A former salesman at D&D Auto Sales, Jacob Douek, 40, of Staten Island, faces charges of theft by deception and conspiracy to tamper with public records. Christina Farese, 33, of Old Bridge, who worked as a clerk and receptionist at the dealership, was charged with computer theft, tampering with public records and information and forgery, but she has applied to the court to have her charges dismissed through participation in the pre-trial intervention program, authorities said.
The scheme occurred from February through July 2013, when the dealership purchased eight vehicles at auction. They sustained flood damage during Sandy and were all insured by the same carrier, which paid claims on them as total losses, authorities said.
The insurance company had the vehicles designated as being used “for parts only.”
At Olin’s direction, Dinome, who authorities said received assistance from Farese, used the Motor Vehicle Commission computer system to create false “clean” titles for the vehicles. The signatures of prior owners were forged to transfer the titles to D&D Auto Sales, the state added.
The dealership sold seven of the eight cars for a total $86,000. According to authorities, Douek, the salesman, mislead at least one customer about a flood vehicle and about information about superstorm Sandy that was in the vehicle’s CarFax report.
The case was referred to the Division of Criminal Justice by the MVC, which received information from the National Salvage Vehicle Reporting Program and ABC News, which was reporting on flooded vehicles that were ending up on used car lots across the country.
The MVC initially suspended D&D’s license to do business and seized company records on July 17. The company’s license remains suspended.
ABC News’ “The Lookout” aired a report in July that included the MVC action against D&D as well as footage of a prior undercover purchase from the dealership of one of the flooded vehicles by an ABC producer.
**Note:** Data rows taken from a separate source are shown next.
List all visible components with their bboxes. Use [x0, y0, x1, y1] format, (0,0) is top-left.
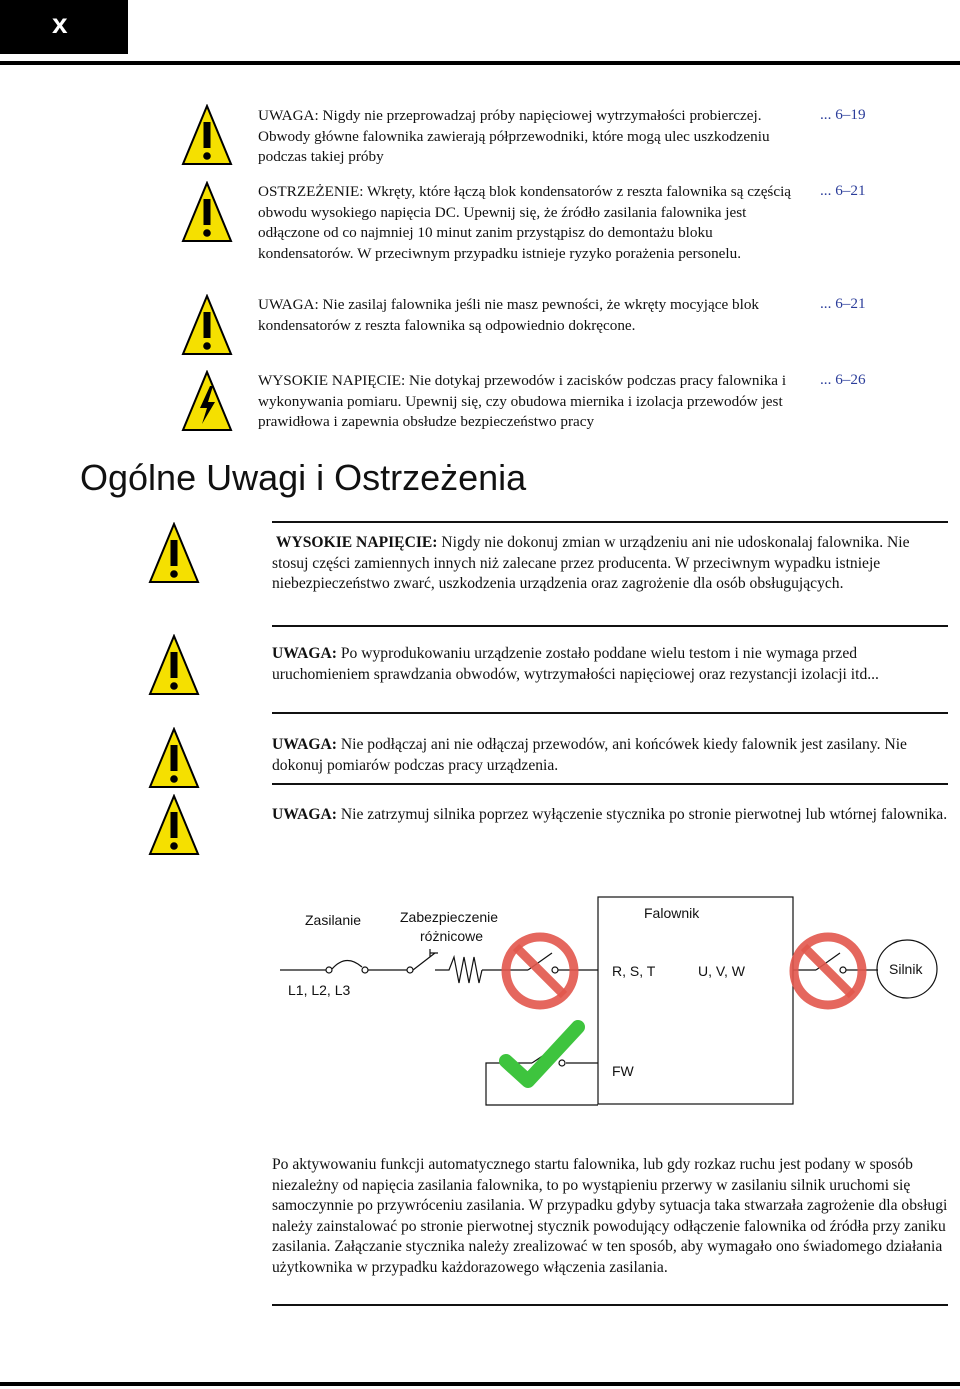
chapter-tab-label: x — [52, 8, 68, 39]
prohibited-icon — [506, 937, 574, 1005]
notice-text: Nie podłączaj ani nie odłączaj przewodów, ani końcówek kiedy falownik jest zasilany. Nie dokonuj pomiarów podczas pracy urządzenia. — [272, 736, 907, 774]
toc-page-ref[interactable]: ... 6–21 — [820, 182, 866, 199]
chapter-tab — [0, 0, 128, 54]
label-uvw: U, V, W — [698, 963, 745, 979]
resistor-symbol — [435, 957, 482, 983]
warning-triangle-icon — [181, 104, 233, 166]
toc-entry-text: UWAGA: Nigdy nie przeprowadzaj próby napięciowej wytrzymałości probierczej. Obwody główne falownika zawierają półprzewodniki, które mogą ulec uszkodzeniu podczas takiej próby — [258, 107, 770, 165]
high-voltage-icon — [181, 370, 233, 432]
footer-rule — [0, 1382, 960, 1386]
prohibited-icon — [794, 937, 862, 1005]
warning-triangle-icon — [148, 727, 200, 789]
notice-testing — [272, 644, 948, 685]
label-falownik: Falownik — [644, 905, 700, 921]
label-roznicowe: różnicowe — [420, 928, 484, 944]
notice-text: Nie zatrzymuj silnika poprzez wyłączenie stycznika po stronie pierwotnej lub wtórnej falownika. — [336, 806, 948, 823]
warning-triangle-icon — [148, 522, 200, 584]
wiring-diagram — [270, 885, 950, 1120]
notice-high-voltage — [272, 533, 948, 595]
warning-triangle-icon — [148, 794, 200, 856]
notice-rule — [272, 783, 948, 785]
notice-label: UWAGA: — [272, 645, 337, 662]
notice-text: Nigdy nie dokonuj zmian w urządzeniu ani nie udoskonalaj falownika. Nie stosuj części zamiennych innych niż zalecane przez producenta. W przeciwnym wypadku istnieje niebezpieczeństwo zwarć, uszkodzenia urządzenia oraz zagrożenie dla osób obsługujących. — [272, 534, 910, 592]
toc-page-ref[interactable]: ... 6–21 — [820, 295, 866, 312]
notice-wiring — [272, 735, 948, 776]
label-fw: FW — [612, 1063, 634, 1079]
notice-label: UWAGA: — [272, 736, 337, 753]
toc-entry-text: UWAGA: Nie zasilaj falownika jeśli nie masz pewności, że wkręty mocyjące blok kondensatorów z reszta falownika są odpowiednio dokręcone. — [258, 296, 760, 334]
header-rule — [0, 61, 960, 65]
label-zabezpieczenie: Zabezpieczenie — [400, 909, 499, 925]
paragraph-rule — [272, 1304, 948, 1306]
label-l123: L1, L2, L3 — [288, 982, 351, 998]
terminal — [326, 967, 332, 973]
notice-text: Po wyprodukowaniu urządzenie zostało poddane wielu testom i nie wymaga przed uruchomieniem sprawdzania obwodów, wytrzymałości napięciowej oraz rezystancji izolacji itd... — [272, 645, 879, 683]
notice-label: WYSOKIE NAPIĘCIE: — [275, 534, 438, 551]
toc-page-ref[interactable]: ... 6–19 — [820, 106, 866, 123]
toc-entry-text: WYSOKIE NAPIĘCIE: Nie dotykaj przewodów i zacisków podczas pracy falownika i wykonywania pomiaru. Upewnij się, czy obudowa miernika i izolacja przewodów jest prawidłowa i zapewnia obsłudze bezpieczeństwo pracy — [258, 372, 787, 430]
toc-entry-text: OSTRZEŻENIE: Wkręty, które łączą blok kondensatorów z reszta falownika są częścią obwodu wysokiego napięcia DC. Upewnij się, że źródło zasilania falownika jest odłączone od co najmniej 10 minut zanim przystąpisz do demontażu bloku kondensatorów. W przeciwnym przypadku istnieje ryzyko porażenia personelu. — [258, 183, 792, 262]
breaker-symbol — [332, 960, 362, 969]
label-rst: R, S, T — [612, 963, 656, 979]
notice-rule — [272, 712, 948, 714]
label-silnik: Silnik — [889, 961, 923, 977]
checkmark-icon — [506, 1027, 578, 1081]
notice-rule — [272, 625, 948, 627]
notice-contactor — [272, 805, 948, 826]
section-title: Ogólne Uwagi i Ostrzeżenia — [80, 457, 527, 498]
notice-label: UWAGA: — [272, 806, 337, 823]
toc-page-ref[interactable]: ... 6–26 — [820, 371, 866, 388]
warning-triangle-icon — [148, 634, 200, 696]
notice-rule — [272, 521, 948, 523]
label-zasilanie: Zasilanie — [305, 912, 362, 928]
warning-triangle-icon — [181, 294, 233, 356]
rcd-switch — [413, 949, 438, 970]
auto-start-paragraph: Po aktywowaniu funkcji automatycznego startu falownika, lub gdy rozkaz ruchu jest podany w sposób niezależny od napięcia zasilania falownika, to po wystąpieniu przerwy w zasilaniu silnik uruchomi się samoczynnie po przywróceniu zasilania. W przypadku gdyby sytuacja taka stwarzała zagrożenie dla obsługi należy zainstalować po stronie pierwotnej stycznik powodujący odłączenie falownika od źródła przy zaniku zasilania. Załączanie stycznika należy zrealizować w ten sposób, aby wymagało ono świadomego działania użytkownika w przypadku każdorazowego włączenia zasilania. — [272, 1156, 948, 1276]
warning-triangle-icon — [181, 181, 233, 243]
David P. Willis: email@example.com
FLOOD RIPOFF ADVICE
Be careful when buying a used car:
• Check the vehicle’s title history and be wary if it has been titled multiple times over a short time period, a sign of potential fraud.
• Obtain a vehicle history report from the dealer, or get one yourself from a reputable source.
• Look for an insurance company’s name on the title history and contact the company for information.